The authors address that need with this book, which latches on to the current popularity of the CSI (crime scene investigator) television shows, and explores the science that is used all over the world to determine the whys and hows of various scientific findings. The authors also edit YES, a Canadian magazine “for Adventurous Minds” ages nine to twelve, and have previously written Fantastic Feats and Failures and The Amazing International Space Station.
In one story in this new volume, hikers found the body of a man high up in the Alps. Everything found with him, such as a metal axe, indicated that he was not recently deceased, so he was taken to local archaeologists to study. The book explains how the archaeologists used technology to understand the past experiences of this man to end up where he did, and how he was preserved by the natural environment. At the chapter’s end is a project that readers can do to learn more about archaeology using objects around the home, like making their own buried “fossils” and then “thawing” them and describing how they look. This gives readers an idea of how the environment impacts both living things and inanimate objects, such as paper clips, over time.

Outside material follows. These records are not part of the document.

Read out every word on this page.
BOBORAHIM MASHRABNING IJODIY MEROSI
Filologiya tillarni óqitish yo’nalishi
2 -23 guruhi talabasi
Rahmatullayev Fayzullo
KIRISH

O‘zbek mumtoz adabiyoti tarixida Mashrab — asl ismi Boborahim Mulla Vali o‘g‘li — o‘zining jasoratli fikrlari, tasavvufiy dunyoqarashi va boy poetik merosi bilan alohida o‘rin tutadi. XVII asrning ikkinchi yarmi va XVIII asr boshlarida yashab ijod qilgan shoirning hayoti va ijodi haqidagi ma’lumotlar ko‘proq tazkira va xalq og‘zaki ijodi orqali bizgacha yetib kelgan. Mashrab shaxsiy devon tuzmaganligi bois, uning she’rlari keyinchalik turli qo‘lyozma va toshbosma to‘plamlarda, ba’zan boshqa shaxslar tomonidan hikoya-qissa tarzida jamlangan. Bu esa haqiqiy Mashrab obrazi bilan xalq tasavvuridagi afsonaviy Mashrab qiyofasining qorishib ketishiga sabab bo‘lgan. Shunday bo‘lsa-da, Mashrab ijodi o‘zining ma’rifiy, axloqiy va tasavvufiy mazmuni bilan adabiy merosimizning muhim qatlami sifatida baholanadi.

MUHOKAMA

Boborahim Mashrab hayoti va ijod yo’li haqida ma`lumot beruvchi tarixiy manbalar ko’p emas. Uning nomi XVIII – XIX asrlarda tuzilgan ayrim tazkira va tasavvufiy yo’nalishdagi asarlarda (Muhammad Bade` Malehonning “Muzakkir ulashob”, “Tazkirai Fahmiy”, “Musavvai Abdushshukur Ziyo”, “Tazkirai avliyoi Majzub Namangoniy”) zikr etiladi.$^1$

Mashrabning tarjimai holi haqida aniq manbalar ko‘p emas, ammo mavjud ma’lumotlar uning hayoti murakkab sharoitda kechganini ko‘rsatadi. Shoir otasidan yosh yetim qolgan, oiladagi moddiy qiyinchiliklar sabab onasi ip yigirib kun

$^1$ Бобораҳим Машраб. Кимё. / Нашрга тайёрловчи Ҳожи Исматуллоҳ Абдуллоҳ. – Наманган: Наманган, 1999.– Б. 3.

The authors give a realistic view of the work that is actually is done in the case of accidents, or in determining an outbreak of a deadly disease. Readers learn that it is often not fast work, but rather determined investigations that unravel puzzles and save lives. In one case, in the early twentieth century, families started dying, and the killer was their food! A doctor who was an epidemiologist worked on determining where disease came from, and was eventually able to pinpoint one person.
The illustrations are lively and cartoonish; the illustrator has provided art for more than eighteen books, many of them with science themes, including the Mysterious You series. In sidebars, the authors talk about other cases, like the modern-day puzzle solvers trying to understand how the avian bird) flu is spread, hoping to find either a cure or a vaccine, and a monk who made breakthroughs in genetics by studying pea plants.
Books like this make science more interesting and vital to young people, and encourage them to participate community projects such as science fairs and archaeological digs. Television, websites, and magazines can be helpful, but books play an important part in educating students in the real way to “do science.”